CROI 2007 Abstract #92

Session 26 Oral Abstracts
New Antiretroviral Agents, Resistance Mechanisms, and Clinical Resistance
Session Day and Time: Tuesday, 10 am - 12 noon
Presentation Time: 11:15 am
Room: West Hall B

92
Nevirapine-resistant HIV-1 among Mozambican Infants Infected in Utero vs Intra-partum or Early Postpartum
M Micek^1,2, M Micek^1,2, A Blanco^1,2, A Blanco^1,2, E Matediane³, L Matunha², I Beck⁴, S Dross⁴, P Montoya^1,2, P Montoya^1,2, L Jamisse⁵, S Gloyd^1,2, S Gloyd^1,2, and Lisa Frenkel*¹
¹Univ of Washington, Seattle, US; ²Hlth Alliance Intl, Seattle, WA, US; ³Mozambique Ministry of Hlth, Biera; ⁴Children's Hosp, Seattle, WA, US; and ⁵Mozambique Ministry of Hlth, Maputo

Background: Nevirapine (NVP) -resistant HIV-1 has been detected in 15 to 60% of infected infants following single-dose NVP given to mothers and their newborns to reduce mother-to-child HIV-1 transmission (MTCT). We hypothesized that the selection and persistence of NVP-resistant virus will differ in infants infected in utero (defined as first HIV-1 DNA polymerase chain reaction [PCR] [+] at birth) compared with those infected intra-partum or early postpartum (defined as first HIV-1 DNA PCR (+) at 2 to 8 weeks old).

Methods: An observational cohort study is ongoing to characterize the selection of NVP-resistant HIV-1 and its persistence in infants who received single-dose NVP as recommended by the Mozambique Ministry of Health in Beira, Mozambique. Newborns were recruited through mothers before or at the time of birth. Whole blood collected on FTA^TM filter-paper from all infants at birth, 2, 4, 6, and 8 weeks of age was assessed for HIV-1 infection by DNA PCR of HIV-1 pol. NVP-mutants (K103N, Y181C, and G190A) were detected in the HIV-1 DNA pol amplicons by an oligonucleotide ligation assay (OLA) that can reliably detect 5% mutant.

Results: NVP-resistance data are available for 18 infants, 12 infected in utero and 6 infected intra-partum or early postpartum. Of infants infected in utero 12 of 12 (100%) had resistance mutations detected, including Y181C (10 infants), K103N (9 infants), and G190A (3 infants). The prevalence of mutants appeared greatest when infants were 4 weeks old and persisted through 8 weeks of age in 10 of 12 infants. The selection of NVP-resistant mutants appeared lower among infants infected between 0 and 8 weeks postpartum with a single mutant genotype detected in 2 of 6 (33%) infants (Y181C and G190A).

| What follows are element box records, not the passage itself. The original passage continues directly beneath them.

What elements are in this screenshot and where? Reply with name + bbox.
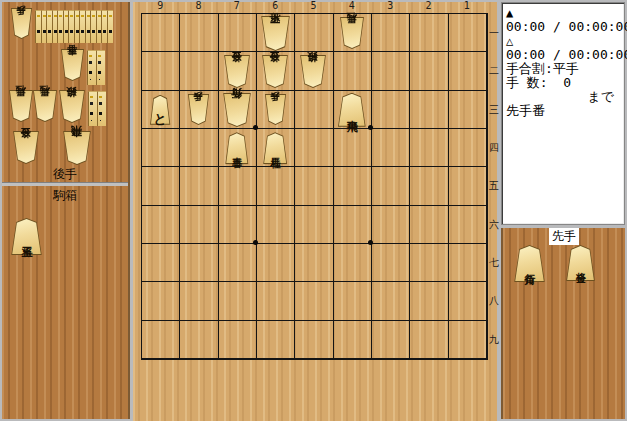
clock-panel: ▲ 00:00 / 00:00:00 △ 00:00 / 00:00:00 手合… (501, 2, 625, 225)
piece-kanji: 角行 (513, 249, 546, 282)
shogi-piece-桂馬-gote[interactable]: 桂馬 (8, 90, 34, 122)
handicap-line: 手合割:平手 (506, 62, 620, 76)
piece-kanji: 金将 (261, 55, 289, 85)
shogi-piece-歩兵-gote[interactable]: 歩兵 (10, 8, 33, 39)
shogi-piece-玉将-sente[interactable]: 玉将 (10, 218, 43, 255)
board-panel: 987654321一二三四五六七八九 王将 桂馬 金将 金将 銀将 と 歩兵 角… (133, 2, 497, 421)
shogi-piece-銀将-gote[interactable]: 銀将 (58, 90, 86, 123)
sente-hand-tray[interactable]: 先手 角行 金将 (501, 228, 625, 419)
sente-clock: 00:00 / 00:00:00 (506, 20, 620, 34)
shogi-piece-角行-gote[interactable]: 角行 (222, 93, 252, 127)
file-coordinate: 5 (303, 0, 323, 11)
file-coordinate: 4 (342, 0, 362, 11)
rank-coordinate: 七 (488, 256, 500, 270)
stacked-piece-edge[interactable] (88, 91, 97, 126)
rank-coordinate: 一 (488, 26, 500, 40)
piece-kanji: 金将 (565, 249, 596, 281)
piece-kanji: 歩兵 (187, 94, 210, 122)
piece-box[interactable]: 玉将 (2, 186, 128, 419)
piece-kanji: 飛車 (62, 131, 92, 162)
shogi-piece-飛車-sente[interactable]: 飛車 (337, 93, 367, 127)
piece-kanji: 桂馬 (8, 90, 34, 119)
shogi-piece-金将-sente[interactable]: 金将 (565, 245, 596, 281)
shogi-piece-歩兵-gote[interactable]: 歩兵 (264, 94, 287, 125)
shogi-piece-桂馬-gote[interactable]: 桂馬 (339, 17, 365, 49)
piece-kanji: 桂馬 (262, 135, 288, 164)
file-coordinate: 9 (150, 0, 170, 11)
piece-kanji: 歩兵 (264, 94, 287, 122)
shogi-piece-金将-gote[interactable]: 金将 (223, 55, 251, 88)
gote-clock: 00:00 / 00:00:00 (506, 48, 620, 62)
move-count-line: 手 数: 0 (506, 76, 620, 90)
piece-kanji: 桂馬 (339, 17, 365, 46)
sente-turn-mark: ▲ (506, 6, 620, 20)
shogi-piece-金将-gote[interactable]: 金将 (12, 131, 40, 164)
gote-label: 後手 (2, 166, 128, 183)
stacked-piece-edge[interactable] (96, 50, 105, 85)
turn-indicator: 先手番 (506, 104, 620, 118)
shogi-piece-歩兵-gote[interactable]: 歩兵 (187, 94, 210, 125)
app-window: 歩兵 香車 桂馬 桂馬 銀将 金将 飛車 後手 玉将 駒箱 987654321一… (0, 0, 627, 421)
rank-coordinate: 五 (488, 179, 500, 193)
shogi-piece-香車-gote[interactable]: 香車 (60, 49, 85, 81)
piece-kanji: 歩兵 (10, 8, 33, 36)
piece-kanji: 飛車 (337, 96, 367, 127)
piece-kanji: と (149, 98, 171, 125)
made-label: まで (506, 90, 620, 104)
gote-hand-tray[interactable]: 歩兵 香車 桂馬 桂馬 銀将 金将 飛車 (2, 2, 128, 182)
sente-label: 先手 (549, 228, 579, 245)
file-coordinate: 7 (227, 0, 247, 11)
file-coordinate: 8 (188, 0, 208, 11)
shogi-piece-角行-sente[interactable]: 角行 (513, 245, 546, 282)
stacked-piece-edge[interactable] (87, 50, 96, 85)
shogi-piece-王将-gote[interactable]: 王将 (260, 16, 291, 51)
piece-kanji: 香車 (60, 49, 85, 78)
shogi-piece-桂馬-gote[interactable]: 桂馬 (32, 90, 58, 122)
file-coordinate: 3 (380, 0, 400, 11)
rank-coordinate: 六 (488, 218, 500, 232)
piece-kanji: 王将 (260, 16, 291, 48)
piece-kanji: 角行 (222, 93, 252, 124)
file-coordinate: 2 (418, 0, 438, 11)
piece-kanji: 銀将 (58, 90, 86, 120)
rank-coordinate: 九 (488, 333, 500, 347)
piece-kanji: 香車 (224, 135, 249, 164)
shogi-piece-飛車-gote[interactable]: 飛車 (62, 131, 92, 165)
piece-box-label: 駒箱 (2, 187, 128, 204)
piece-kanji: 桂馬 (32, 90, 58, 119)
shogi-piece-桂馬-sente[interactable]: 桂馬 (262, 132, 288, 164)
piece-kanji: 金将 (12, 131, 40, 161)
shogi-piece-香車-sente[interactable]: 香車 (224, 132, 249, 164)
piece-kanji: 銀将 (299, 55, 327, 85)
gote-turn-mark: △ (506, 34, 620, 48)
shogi-piece-金将-gote[interactable]: 金将 (261, 55, 289, 88)
piece-kanji: 金将 (223, 55, 251, 85)
stacked-piece-edge[interactable] (107, 10, 113, 43)
piece-kanji: 玉将 (10, 222, 43, 255)
stacked-piece-edge[interactable] (97, 91, 106, 126)
rank-coordinate: 二 (488, 64, 500, 78)
file-coordinate: 1 (457, 0, 477, 11)
shogi-piece-銀将-gote[interactable]: 銀将 (299, 55, 327, 88)
rank-coordinate: 四 (488, 141, 500, 155)
rank-coordinate: 三 (488, 103, 500, 117)
file-coordinate: 6 (265, 0, 285, 11)
left-panel: 歩兵 香車 桂馬 桂馬 銀将 金将 飛車 後手 玉将 駒箱 (2, 2, 130, 419)
rank-coordinate: 八 (488, 294, 500, 308)
shogi-piece-と-sente[interactable]: と (149, 95, 171, 125)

Conclusions: The selection of common NVP-resistance mutations was high in Mozambican infants receiving single-dose NVP and infected with HIV-1 in utero compared to infants infected intra-partum or early postpartum. While most mutants were detected through 8 weeks of age, the persistence and long-term consequences of these HIV-1 resistance mutations remains unknown. Further analyses in this study will focus on the persistence of mutants, as gauged by sensitive assays, in infants infected in utero versus intra-partum or early postpartum.